Parece un jam session y también parece demasiado sencillo para ser real. El proceso es, más o menos, el siguiente: uno de los hombres con guitarras –de cuatro, seis o siete cuerdas– empieza a tocar y a cantar, despacio, como dándole tiempo a los otros para que se acuerden, y los otros se acuerdan. De a poco, los otros agarran los acordes al paso y se trepan a la melodía como si siempre hubiesen estado ahí arriba, prendidos a los acordes. Esto me recuerda el comienzo de los conciertos de Grateful Dead: así, como quien no quiere la cosa.

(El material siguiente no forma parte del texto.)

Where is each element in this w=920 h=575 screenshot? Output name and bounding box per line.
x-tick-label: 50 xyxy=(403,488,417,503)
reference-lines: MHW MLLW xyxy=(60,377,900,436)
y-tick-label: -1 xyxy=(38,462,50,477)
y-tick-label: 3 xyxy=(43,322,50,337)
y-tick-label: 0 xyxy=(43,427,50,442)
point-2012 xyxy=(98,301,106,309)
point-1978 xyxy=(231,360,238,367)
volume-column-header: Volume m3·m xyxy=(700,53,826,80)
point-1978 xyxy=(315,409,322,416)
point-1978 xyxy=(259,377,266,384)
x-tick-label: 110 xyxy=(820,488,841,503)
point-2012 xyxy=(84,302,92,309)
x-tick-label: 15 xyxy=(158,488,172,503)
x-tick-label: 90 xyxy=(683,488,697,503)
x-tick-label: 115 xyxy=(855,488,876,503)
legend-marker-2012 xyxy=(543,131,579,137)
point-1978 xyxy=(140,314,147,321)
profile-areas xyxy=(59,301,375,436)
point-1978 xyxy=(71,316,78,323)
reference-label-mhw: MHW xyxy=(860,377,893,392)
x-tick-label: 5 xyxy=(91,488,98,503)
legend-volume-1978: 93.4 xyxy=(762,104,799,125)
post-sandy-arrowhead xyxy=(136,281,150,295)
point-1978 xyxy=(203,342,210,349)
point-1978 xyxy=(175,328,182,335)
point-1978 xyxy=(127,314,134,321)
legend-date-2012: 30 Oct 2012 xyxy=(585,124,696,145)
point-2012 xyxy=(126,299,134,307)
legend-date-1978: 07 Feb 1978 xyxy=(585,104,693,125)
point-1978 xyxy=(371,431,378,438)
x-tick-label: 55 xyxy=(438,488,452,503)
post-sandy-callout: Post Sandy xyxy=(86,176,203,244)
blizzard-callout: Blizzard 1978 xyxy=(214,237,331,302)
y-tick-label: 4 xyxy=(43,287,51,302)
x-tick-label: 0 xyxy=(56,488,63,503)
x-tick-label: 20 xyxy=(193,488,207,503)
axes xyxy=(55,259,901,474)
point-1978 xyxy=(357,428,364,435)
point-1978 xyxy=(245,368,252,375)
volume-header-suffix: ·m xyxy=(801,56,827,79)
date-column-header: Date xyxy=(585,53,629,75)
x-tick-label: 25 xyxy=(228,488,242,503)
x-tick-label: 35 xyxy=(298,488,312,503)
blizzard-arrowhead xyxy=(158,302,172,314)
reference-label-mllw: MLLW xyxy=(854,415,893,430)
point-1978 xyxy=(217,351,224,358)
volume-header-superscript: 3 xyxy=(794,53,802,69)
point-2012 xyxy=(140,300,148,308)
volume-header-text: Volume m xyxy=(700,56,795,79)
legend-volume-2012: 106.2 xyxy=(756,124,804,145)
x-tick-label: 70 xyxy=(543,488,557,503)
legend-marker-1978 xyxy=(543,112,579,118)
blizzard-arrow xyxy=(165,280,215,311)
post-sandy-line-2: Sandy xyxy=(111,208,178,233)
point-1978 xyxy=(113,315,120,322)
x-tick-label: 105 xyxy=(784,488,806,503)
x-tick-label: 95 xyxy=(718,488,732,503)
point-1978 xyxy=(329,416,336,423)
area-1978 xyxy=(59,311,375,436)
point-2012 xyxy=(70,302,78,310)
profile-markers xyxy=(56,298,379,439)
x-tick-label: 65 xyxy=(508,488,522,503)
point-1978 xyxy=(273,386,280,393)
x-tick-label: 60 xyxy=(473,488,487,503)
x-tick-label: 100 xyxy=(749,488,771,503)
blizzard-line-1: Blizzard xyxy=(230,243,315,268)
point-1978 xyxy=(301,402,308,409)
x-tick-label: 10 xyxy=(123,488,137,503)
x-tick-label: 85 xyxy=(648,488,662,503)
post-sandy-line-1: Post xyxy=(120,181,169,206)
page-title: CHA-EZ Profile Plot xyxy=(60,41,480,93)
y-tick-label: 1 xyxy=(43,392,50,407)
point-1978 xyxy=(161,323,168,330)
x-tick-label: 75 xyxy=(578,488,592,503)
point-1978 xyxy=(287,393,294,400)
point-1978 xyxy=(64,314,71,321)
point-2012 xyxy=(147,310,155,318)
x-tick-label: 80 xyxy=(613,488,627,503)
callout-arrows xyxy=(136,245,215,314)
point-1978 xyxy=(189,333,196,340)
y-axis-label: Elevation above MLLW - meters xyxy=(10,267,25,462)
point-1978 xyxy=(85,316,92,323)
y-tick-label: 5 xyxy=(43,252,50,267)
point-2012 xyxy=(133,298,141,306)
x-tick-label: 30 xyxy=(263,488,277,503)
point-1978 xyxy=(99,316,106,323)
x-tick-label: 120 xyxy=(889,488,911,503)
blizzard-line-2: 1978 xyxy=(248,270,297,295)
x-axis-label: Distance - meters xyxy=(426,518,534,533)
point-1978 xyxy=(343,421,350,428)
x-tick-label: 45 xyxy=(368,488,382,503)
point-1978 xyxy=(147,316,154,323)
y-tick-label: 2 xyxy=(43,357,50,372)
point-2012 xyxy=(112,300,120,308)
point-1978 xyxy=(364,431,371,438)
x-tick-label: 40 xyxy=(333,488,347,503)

Aunque aquí nadie vino a lucirse, los hombres con guitarras que no se acuerdan de algún acorde aprovechan los segundos entre verso y verso, entre coro y coro, para meter arreglos que me suenan bluseros aunque no lo sean. Esto, en cambio, me recuerda a The Band, me da la sensación de estar escuchando a un grupo de amigos que se sienta a conversar, digamos, frente al mar. De pronto, la gente que los rodea –cierta gente, los escogidos, los iniciados– identifica el tema y empieza a cantar entre dientes, haciendo un coro de susurros. Es raro, pero se entiende. En el Bip Bip no hay ni micrófonos ni amplificadores ni nada por el estilo y cualquier escándalo podría sonar más alto que los músicos.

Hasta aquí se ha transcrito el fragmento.